The increase in the number of investigations clearly demonstrates HMRC's intent to crack down on those, either knowingly or unknowingly, avoiding payment of the correct amount of inheritance tax due on an estate they are administering.
Why the increase?
One reason may be the general deceleration in IHT being ingathered by HMRC. In 2015/16, HMRC reported a 20.6% increase in IHT receipts with the year on year figures rising from £3.78 billion to £4.56 billion. However, the year on year percentage has drastically reduced to a 7.4% increase in 2017/18, despite tax revenues reaching a record high £5.2 billion. The slowing of IHT revenue streams may be due to the introduction of the Residential Nil Rate Band (RNRB) in April 2017 which, at the time of introduction, allowed a further £100,000 of an estate to pass tax-free provided the relevant conditions are met. When combined with the general ageing population of the UK, it is clear that HMRC wish to close the gap of IHT being left unaccounted for.

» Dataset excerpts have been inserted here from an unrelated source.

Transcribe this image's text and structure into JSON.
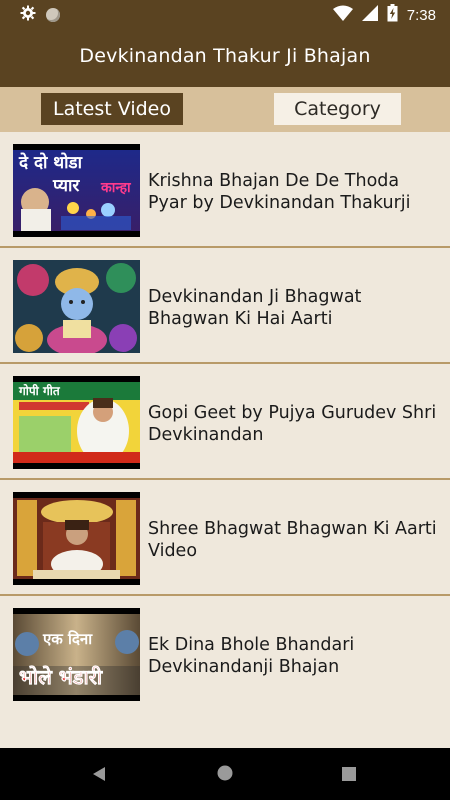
{
  "status_bar": {
    "time": "7:38",
    "icons": [
      "gear-icon",
      "circle-icon",
      "wifi-icon",
      "signal-icon",
      "battery-charging-icon"
    ]
  },
  "app_bar": {
    "title": "Devkinandan Thakur Ji Bhajan"
  },
  "tabs": [
    {
      "label": "Latest Video",
      "selected": true
    },
    {
      "label": "Category",
      "selected": false
    }
  ],
  "videos": [
    {
      "title": "Krishna Bhajan De De Thoda Pyar by Devkinandan Thakurji",
      "thumb_text": [
        "दे दो थोडा",
        "प्यार",
        "कान्हा"
      ]
    },
    {
      "title": "Devkinandan Ji Bhagwat Bhagwan Ki Hai Aarti"
    },
    {
      "title": "Gopi Geet by Pujya Gurudev Shri Devkinandan",
      "thumb_text": [
        "गोपी गीत"
      ]
    },
    {
      "title": "Shree Bhagwat Bhagwan Ki Aarti Video"
    },
    {
      "title": "Ek Dina Bhole Bhandari Devkinandanji Bhajan",
      "thumb_text": [
        "एक दिना",
        "भोले भंडारी"
      ]
    }
  ],
  "nav_bar": {
    "buttons": [
      "back-icon",
      "home-icon",
      "recents-icon"
    ]
  },
  "colors": {
    "primary": "#5a4321",
    "tab_bar": "#d7c09b",
    "background": "#efe8dc",
    "divider": "#b89a68"
  }
}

Another potential factor may be the complexity of IHT rules. Rules and reliefs in relation to the Nil Rate Band, gifting and pensions can be complicated depending on the individual's specific circumstances, which often leads to confusion when planning to mitigate IHT. Canada Life's 2019 IHT Monitor revealed that 80% of over 45 year olds believed that IHT rules were too complicated and three fifths of that age demographic have failed to obtain professional estate planning advice. These statistics suggest a strong possibility that those estates which are due to pay IHT might not be paying the correct amount of tax due.

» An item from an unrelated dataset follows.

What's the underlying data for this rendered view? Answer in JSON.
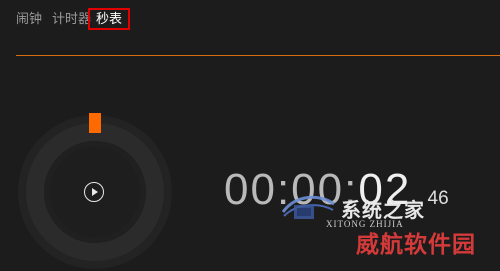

With recent recommendations being provided by the OTS to simplify rules on lifetime gifting and the seven year tapering regime, it is yet to be seen if HMRC will continue to increase the number of investigations into estates where IHT is due. However, it is likely that if the IHT rules remain unchanged moving forward, the increasing trend of investigations will follow suit to ensure that returns accurately reflect the estate of the deceased individual and the tax due thereon.